Imagine a maior aglomeração de gente que você já viu em um show, um campo de futebol lotado com um milhão de fãs. Agora imagine um campo um milhão de vezes maior do que esse, também lotado, e imagine que a energia elétrica falhou e não há barulho, não há luz, nem aquelas bolas gigantes quicando por cima da multidão (coisas que eu só vi em filme). Algo de trágico aconteceu nos bastidores. Uma massa sussurrante de gente fica simplesmente vagueando nas sombras sem direção, esperando um show que nunca vai começar. 

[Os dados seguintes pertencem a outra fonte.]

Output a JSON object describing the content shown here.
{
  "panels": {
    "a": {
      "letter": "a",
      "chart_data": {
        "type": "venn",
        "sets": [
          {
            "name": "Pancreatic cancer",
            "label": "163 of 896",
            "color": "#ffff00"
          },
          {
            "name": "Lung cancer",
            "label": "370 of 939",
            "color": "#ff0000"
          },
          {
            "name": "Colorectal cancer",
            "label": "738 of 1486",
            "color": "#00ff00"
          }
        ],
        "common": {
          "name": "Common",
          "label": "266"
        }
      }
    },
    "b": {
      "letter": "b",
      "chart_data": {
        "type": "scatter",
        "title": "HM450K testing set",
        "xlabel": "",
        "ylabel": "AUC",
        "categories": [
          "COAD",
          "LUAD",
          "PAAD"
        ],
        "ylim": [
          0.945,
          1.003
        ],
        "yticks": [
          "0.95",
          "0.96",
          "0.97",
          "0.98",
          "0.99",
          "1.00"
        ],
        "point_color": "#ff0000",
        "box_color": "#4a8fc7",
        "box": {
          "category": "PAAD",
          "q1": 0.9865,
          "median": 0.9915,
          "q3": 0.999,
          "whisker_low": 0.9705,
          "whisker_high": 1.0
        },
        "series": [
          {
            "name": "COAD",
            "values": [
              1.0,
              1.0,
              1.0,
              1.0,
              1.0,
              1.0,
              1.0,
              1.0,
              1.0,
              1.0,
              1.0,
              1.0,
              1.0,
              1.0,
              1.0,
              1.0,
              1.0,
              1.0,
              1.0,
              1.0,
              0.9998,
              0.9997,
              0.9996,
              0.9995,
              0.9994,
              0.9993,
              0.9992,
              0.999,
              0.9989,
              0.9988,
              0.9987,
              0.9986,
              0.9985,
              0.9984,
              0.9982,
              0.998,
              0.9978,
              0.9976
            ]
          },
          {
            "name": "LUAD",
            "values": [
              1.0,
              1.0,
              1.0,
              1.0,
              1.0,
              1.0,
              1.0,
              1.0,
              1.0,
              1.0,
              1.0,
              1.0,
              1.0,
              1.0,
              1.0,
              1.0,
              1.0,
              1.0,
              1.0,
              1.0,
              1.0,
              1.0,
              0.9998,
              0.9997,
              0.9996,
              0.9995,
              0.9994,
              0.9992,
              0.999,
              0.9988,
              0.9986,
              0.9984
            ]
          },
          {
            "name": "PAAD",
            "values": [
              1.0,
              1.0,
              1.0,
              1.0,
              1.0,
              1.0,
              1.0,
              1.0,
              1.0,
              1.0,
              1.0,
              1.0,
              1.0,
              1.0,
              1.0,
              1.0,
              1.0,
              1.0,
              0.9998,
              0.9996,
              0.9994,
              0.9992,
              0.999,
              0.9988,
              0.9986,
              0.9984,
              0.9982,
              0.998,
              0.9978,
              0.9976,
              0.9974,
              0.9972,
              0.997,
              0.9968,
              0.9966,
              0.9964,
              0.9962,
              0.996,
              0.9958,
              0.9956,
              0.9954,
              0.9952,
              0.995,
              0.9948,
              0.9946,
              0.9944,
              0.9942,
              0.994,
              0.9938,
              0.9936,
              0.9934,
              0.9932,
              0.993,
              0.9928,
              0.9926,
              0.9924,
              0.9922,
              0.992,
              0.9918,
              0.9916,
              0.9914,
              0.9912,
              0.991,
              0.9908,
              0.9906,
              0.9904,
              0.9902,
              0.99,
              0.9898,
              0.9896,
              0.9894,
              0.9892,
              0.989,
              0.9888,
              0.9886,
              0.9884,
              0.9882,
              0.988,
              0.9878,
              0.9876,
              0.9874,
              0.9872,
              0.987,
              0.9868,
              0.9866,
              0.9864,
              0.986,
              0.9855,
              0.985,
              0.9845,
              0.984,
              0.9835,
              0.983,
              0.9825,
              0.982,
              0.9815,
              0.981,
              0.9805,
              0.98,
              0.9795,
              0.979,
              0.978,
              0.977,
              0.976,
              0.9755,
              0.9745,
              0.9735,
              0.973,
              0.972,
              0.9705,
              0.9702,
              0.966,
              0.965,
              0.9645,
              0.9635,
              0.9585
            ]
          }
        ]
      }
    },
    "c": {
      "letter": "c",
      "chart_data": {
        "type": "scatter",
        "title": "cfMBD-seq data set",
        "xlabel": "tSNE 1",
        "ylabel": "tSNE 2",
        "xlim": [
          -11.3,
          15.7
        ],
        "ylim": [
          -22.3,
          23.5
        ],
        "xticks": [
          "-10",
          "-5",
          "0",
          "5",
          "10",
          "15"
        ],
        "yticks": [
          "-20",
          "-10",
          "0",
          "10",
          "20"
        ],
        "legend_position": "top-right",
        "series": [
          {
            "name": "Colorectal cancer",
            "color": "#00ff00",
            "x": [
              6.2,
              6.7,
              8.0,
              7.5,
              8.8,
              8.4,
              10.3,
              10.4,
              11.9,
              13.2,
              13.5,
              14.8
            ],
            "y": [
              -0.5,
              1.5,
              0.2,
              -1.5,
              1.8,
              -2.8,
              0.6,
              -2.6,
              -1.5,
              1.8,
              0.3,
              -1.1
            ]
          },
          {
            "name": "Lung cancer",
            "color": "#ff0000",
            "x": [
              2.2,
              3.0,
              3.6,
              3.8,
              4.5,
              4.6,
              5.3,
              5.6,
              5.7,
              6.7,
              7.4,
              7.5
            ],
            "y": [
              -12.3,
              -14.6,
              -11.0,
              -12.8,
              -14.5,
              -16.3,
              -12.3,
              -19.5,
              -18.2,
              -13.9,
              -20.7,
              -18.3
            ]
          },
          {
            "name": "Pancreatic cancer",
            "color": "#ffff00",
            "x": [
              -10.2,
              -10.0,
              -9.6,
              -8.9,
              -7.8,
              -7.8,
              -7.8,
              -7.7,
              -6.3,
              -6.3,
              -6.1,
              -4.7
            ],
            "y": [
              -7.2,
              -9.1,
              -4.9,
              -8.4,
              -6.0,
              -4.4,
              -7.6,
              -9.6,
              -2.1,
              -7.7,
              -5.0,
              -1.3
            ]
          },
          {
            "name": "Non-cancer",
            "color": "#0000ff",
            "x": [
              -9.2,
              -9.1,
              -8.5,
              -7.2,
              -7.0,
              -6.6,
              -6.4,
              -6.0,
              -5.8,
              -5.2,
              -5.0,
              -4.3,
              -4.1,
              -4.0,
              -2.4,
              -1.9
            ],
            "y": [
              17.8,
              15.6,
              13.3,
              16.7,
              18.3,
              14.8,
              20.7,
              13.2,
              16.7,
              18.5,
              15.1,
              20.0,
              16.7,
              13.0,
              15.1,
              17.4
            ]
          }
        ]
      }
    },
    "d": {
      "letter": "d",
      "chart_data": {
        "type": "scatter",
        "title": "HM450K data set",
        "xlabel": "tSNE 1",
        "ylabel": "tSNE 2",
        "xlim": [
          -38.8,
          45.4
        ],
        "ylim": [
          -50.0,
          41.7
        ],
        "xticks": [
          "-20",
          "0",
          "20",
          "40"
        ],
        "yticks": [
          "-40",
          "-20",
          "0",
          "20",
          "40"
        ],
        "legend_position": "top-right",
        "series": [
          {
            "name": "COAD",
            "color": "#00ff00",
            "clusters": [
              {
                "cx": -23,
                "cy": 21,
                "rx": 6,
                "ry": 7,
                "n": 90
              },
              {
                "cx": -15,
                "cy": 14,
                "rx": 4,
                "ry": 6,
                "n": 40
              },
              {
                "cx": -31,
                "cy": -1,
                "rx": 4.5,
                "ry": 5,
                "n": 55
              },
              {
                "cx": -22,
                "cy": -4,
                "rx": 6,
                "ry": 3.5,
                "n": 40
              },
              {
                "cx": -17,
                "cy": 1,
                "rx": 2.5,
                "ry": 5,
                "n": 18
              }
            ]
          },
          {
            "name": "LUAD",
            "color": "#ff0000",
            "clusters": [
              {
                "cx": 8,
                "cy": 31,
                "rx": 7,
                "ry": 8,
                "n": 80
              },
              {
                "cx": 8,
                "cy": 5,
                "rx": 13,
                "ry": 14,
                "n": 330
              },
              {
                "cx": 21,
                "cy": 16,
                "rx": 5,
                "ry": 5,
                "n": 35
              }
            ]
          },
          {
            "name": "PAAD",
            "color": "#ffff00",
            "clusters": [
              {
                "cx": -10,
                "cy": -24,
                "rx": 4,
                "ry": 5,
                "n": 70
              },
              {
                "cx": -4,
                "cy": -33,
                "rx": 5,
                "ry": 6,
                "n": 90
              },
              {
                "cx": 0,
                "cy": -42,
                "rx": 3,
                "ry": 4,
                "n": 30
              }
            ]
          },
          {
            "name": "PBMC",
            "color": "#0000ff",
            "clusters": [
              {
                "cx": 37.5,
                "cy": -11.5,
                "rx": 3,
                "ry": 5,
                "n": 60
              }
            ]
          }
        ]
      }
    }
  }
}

Se é capaz de imaginar isso, tem uma boa ideia de como são os Campos de Asfódelos. Meio deprimente, né? Pois é. 

A grama preta tinha sido pisoteada por eras de pés mortos. Um vento morno e úmido soprava como o hálito de um pântano. Árvores negras — Grover disse que eram choupos — cresciam em grupos aqui e ali. O teto da caverna era tão alto acima de nós que poderia passar por uma massa de nuvens de tempestade, a não ser pelas estalactites, que brilhavam em um cinza pálido e pareciam malvadamente pontudas. Tentei não imaginar que poderiam cair sobre nós a qualquer momento, mas havia várias delas salpicadas ao redor, que caíram e empalaram a si mesmas na grama preta. Acho que os mortos não precisavam se preocupar com pequenos riscos, como ser espetados por estalactites do tamanho de foguetes. 

— Imagina chegar até aqui, depois de ter enfrentado diversos monstros como a Cachinhos Verdes e o Chihuahua Raivoso, só pra morrer empalado por uma estalactite gigante? — eu pensei em voz alta. — Que vergonhoso...

— Cala a boca que isso atrai. — mandou Annabeth, olhando pra mim repreensivamente. 

— Desculpe...— murmurei, encolhendo os ombros. 

Annabeth, Grover, Percy e eu tentamos nos misturar com a multidão, permanecendo de olho nos espíritos da segurança. Não pude deixar de procurar rostos familiares entre os espíritos de Asfódelos, algo honestamente meio idiota, mas é difícil olhar para os mortos. Seus rostos tremulam. Todos parecem ligeiramente zangados ou confusos. Eles até nos veem e falam, mas a voz soa como trepidações, como o chiado de morcegos. Depois que eles percebem que você não consegue entendê-los, fecham a cara e se afastam.

Os mortos não são assustadores, são apenas tristes. 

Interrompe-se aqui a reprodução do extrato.